Bangun Rumah Sendiri Lebih Mahal Gara-Gara PPN, Benarkah?

Oleh: Dewi Setya Swaranurani, pegawai Direktorat Jenderal Pajak
“Bangun rumah atau beli rumah jadi aja ya, Ma?” tanyaku pada Mama sembari membantu Mama memotong sayuran di dapur. Pagi itu matahari cerah. Di balik jendela dapur itu aku dan Mama sedang menyiapkan bahan masakan untuk memasak soto betawi kesukaan adik.
“Ya terserah kamu, kalau mau simpel ya beli aja, tapi kalau mau desain sendiri ya mending bangun rumah sendiri, Kak,” jawab Mama sembari mengaduk kuah kaldu soto betawi, yang sebenarnya sudah direbus dari semalam.
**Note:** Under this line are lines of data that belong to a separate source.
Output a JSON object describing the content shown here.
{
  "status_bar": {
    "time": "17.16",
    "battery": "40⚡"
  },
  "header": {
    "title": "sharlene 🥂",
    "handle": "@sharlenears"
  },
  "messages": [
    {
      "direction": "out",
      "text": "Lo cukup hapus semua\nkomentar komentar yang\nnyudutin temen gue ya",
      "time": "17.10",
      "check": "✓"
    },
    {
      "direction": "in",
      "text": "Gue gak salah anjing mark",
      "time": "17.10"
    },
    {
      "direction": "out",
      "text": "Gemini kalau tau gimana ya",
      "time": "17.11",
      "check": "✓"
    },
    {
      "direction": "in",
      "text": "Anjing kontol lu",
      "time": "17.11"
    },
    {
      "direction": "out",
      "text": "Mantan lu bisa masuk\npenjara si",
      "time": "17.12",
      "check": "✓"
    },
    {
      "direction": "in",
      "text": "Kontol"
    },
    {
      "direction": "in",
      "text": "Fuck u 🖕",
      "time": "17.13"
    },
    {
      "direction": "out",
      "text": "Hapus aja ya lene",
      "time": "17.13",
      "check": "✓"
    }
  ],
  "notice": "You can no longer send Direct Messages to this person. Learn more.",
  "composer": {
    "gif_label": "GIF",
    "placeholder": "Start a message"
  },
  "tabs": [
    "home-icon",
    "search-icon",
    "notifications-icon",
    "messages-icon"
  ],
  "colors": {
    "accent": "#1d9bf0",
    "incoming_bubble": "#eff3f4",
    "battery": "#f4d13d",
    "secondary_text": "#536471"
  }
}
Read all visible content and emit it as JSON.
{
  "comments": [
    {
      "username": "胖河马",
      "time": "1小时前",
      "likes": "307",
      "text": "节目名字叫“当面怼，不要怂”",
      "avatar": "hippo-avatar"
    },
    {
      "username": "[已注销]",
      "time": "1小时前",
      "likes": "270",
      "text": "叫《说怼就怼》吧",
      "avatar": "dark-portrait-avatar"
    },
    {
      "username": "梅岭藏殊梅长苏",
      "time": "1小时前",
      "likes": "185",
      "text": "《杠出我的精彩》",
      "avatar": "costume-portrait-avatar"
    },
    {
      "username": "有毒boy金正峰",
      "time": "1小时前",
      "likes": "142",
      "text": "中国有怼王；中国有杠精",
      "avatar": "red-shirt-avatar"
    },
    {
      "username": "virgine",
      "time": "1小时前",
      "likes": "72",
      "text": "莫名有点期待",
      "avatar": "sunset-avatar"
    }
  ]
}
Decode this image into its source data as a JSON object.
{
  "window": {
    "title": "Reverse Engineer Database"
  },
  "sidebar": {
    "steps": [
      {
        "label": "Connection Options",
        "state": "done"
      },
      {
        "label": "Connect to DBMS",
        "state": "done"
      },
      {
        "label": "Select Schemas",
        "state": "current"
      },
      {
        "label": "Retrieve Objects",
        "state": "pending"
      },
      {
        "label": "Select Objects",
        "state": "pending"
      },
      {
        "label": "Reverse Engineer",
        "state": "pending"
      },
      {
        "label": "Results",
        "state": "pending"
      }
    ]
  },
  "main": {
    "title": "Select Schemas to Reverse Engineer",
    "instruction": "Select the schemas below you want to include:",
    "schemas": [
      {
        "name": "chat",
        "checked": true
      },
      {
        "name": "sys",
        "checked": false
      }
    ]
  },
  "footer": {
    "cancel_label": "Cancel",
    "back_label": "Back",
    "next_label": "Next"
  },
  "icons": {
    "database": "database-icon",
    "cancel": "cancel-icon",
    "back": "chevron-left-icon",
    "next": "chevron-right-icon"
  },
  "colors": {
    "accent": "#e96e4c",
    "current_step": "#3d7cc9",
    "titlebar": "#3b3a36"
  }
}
Tak ada lima menit, Mama menarik ucapannya. “Eh.. bentar Kak, Mama baru inget kemarin baca berita, kalau rumah bangun sendiri itu kena PPN Kak. Apalagi katanya tahun 2025 bakal naik jadi 2,4%. Mending beli rumah jadi aja, Kak, pasti lebih murah,” ungkap Mama. PPN yang dimaksud adalah pajak pertambahan nilai.
“Bukan begitu, Ma.. pengenaan PPN Kegiatan Membangun Sendiri (KMS) itu ada kriterianya kok,” jawabku.
“Memang kriterianya gimana, Kak? Mama cuma baca headline aja sih kalau rumah bangun sendiri bakal dikenakan PPN. Malah bakal naik tahun depan,” keluh Mama.
“Sini Ma, aku jelasin.”
Mengenal PPN KMS
Rumah yang dibangun sendiri memiliki kemungkinan untuk dikenakan PPN KMS. Namun, tidak semua rumah yang dibangun sendiri dikenakan PPN KMS. Hal ini diatur dalam Peraturan Menteri Keuangan Nomor 61/PMK.03/2022 tentang Pajak Pertambahan Nilai atas Kegiatan Membangun Sendiri (selanjutnya disebut PMK-61). Kegiatan membangun sendiri dapat dikenakan PPN apabila memenuhi kriteria sebagai berikut :
- Luas bangunan minimal 200 meter persegi;
- Bangunan yang dibangun digunakan untuk tempat tinggal atau tempat usaha;
- Konstruksi utama terdiri dari kayu, beton, pasangan batu bata atau bahan sejenis, dan/atau baja;
- Pembangunan dilakukan secara sekaligus dalam suatu jangka waktu tertentu atau bertahap sepanjang tidak lebih dari dua tahun.
Wajib pajak yang memiliki kriteria sebagaimana disebutkan di atas dapat dikenakan PPN PMS dengan tarif efektif 2,2%. Tarif ini berasal dari 20% tarif PPN yang berlaku saat ini yaitu 11%. Kemudian tarif efektif PPN KMS 2,2% ini dikalikan dengan total biaya pembangunan di luar biaya perolehan tanah.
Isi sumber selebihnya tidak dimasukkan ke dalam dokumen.